What is the relationship between erotic desire and aesthetic contemplation? This question was central to three of British aestheticism's most notable theorist-practitioners: Walter Pater, Oscar Wilde, and Vernon Lee (Violet Paget). “ Erotic Negativity ” contends that Pater, Wilde, and Lee exercised Hegel's concept of “ the negative ” to describe the relationship between aesthetic experience and erotic response. The aesthete, when he or she gazes upon homoerotic aesthetic representation, undergoes a shock that is at once both intellectual and visceral: this is the revelation of an erotic desire, previously hidden as a determinate absence in the mind, which shatters and radically reconfigures the structure of consciousness itself. This process, which Hegel terms the “ encounter with the negative, ” elicits not only greater self-knowledge, but also critical insight into the cultural and historical significance of the aesthetic object. “ Erotic Negativity ” thus demonstrates that the most profound critiques of modernity must ground themselves in the reflective freedom that is created by artistically mediated experiences of erotic desire.

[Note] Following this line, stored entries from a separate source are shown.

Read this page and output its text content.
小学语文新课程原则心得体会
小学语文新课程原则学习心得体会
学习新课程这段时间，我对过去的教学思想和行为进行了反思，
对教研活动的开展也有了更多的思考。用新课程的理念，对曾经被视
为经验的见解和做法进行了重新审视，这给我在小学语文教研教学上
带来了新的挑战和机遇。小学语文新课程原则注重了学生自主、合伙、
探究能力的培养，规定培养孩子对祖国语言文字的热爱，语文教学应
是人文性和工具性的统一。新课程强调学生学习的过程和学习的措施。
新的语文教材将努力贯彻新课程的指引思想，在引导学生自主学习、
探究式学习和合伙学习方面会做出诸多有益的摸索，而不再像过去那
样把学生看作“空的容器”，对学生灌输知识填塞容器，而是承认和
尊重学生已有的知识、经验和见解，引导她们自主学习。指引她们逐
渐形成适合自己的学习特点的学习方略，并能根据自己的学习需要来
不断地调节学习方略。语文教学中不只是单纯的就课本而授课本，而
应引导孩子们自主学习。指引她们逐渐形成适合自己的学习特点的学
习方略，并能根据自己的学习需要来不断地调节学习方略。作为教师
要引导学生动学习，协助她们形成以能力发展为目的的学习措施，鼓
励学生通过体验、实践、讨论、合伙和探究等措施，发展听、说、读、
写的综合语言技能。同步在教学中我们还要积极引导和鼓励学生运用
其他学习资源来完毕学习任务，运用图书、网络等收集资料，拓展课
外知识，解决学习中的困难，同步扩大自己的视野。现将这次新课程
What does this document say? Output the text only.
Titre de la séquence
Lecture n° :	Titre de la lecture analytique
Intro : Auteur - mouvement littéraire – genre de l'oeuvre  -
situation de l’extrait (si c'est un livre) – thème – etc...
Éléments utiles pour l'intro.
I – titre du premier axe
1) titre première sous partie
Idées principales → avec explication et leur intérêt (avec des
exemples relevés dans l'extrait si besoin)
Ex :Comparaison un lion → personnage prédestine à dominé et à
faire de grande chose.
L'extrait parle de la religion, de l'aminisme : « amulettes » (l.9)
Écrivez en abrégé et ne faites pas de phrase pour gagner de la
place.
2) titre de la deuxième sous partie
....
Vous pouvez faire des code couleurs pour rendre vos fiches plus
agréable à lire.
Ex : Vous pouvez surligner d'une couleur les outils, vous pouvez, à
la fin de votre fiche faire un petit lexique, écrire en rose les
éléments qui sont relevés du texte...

Chapter one discusses Walter Pater's early essays, up to and including Studies in the History of the Renaissance , as the Aesthetic Movement's most elaborate and influential explication of negative homoeroticism. Chapter two examines Pater's post- Renaissance writings, such as “ A Study of Dionysus, ” Marius the Epicurean , and Plato and Platonism . In these works, Pater turned to early anthropology to show how erotic violence, rather than undermining the humanist subject, actually enables the creation of that subject through an aesthetically mediated homoerotic encounter with the negative. Chapter three discusses Oscar Wilde's novella “ The Portrait of Mr. W.H., ” which advances a homoerotic reading of Shakespeare's sonnets to express the insight he gains from the theory of erotic negativity: namely, that language's limited ability to capture the "truth" of erotic desire need not undermine the fundamental perdurability of individual subjectivity. Finally, chapter four shows how Vernon Lee's essay “ Faustus and Helena: Notes on the Supernatural in Art" ” and her fantastic tales “ Oke of Okehurst ” and “ Prince Alberic and the Snake Lady ” create a feminist revision of masculine homoerotic negativity by presenting women's supernatural encounters with history as erotically charged experiences that create new forms of feminine sexual subjectivity.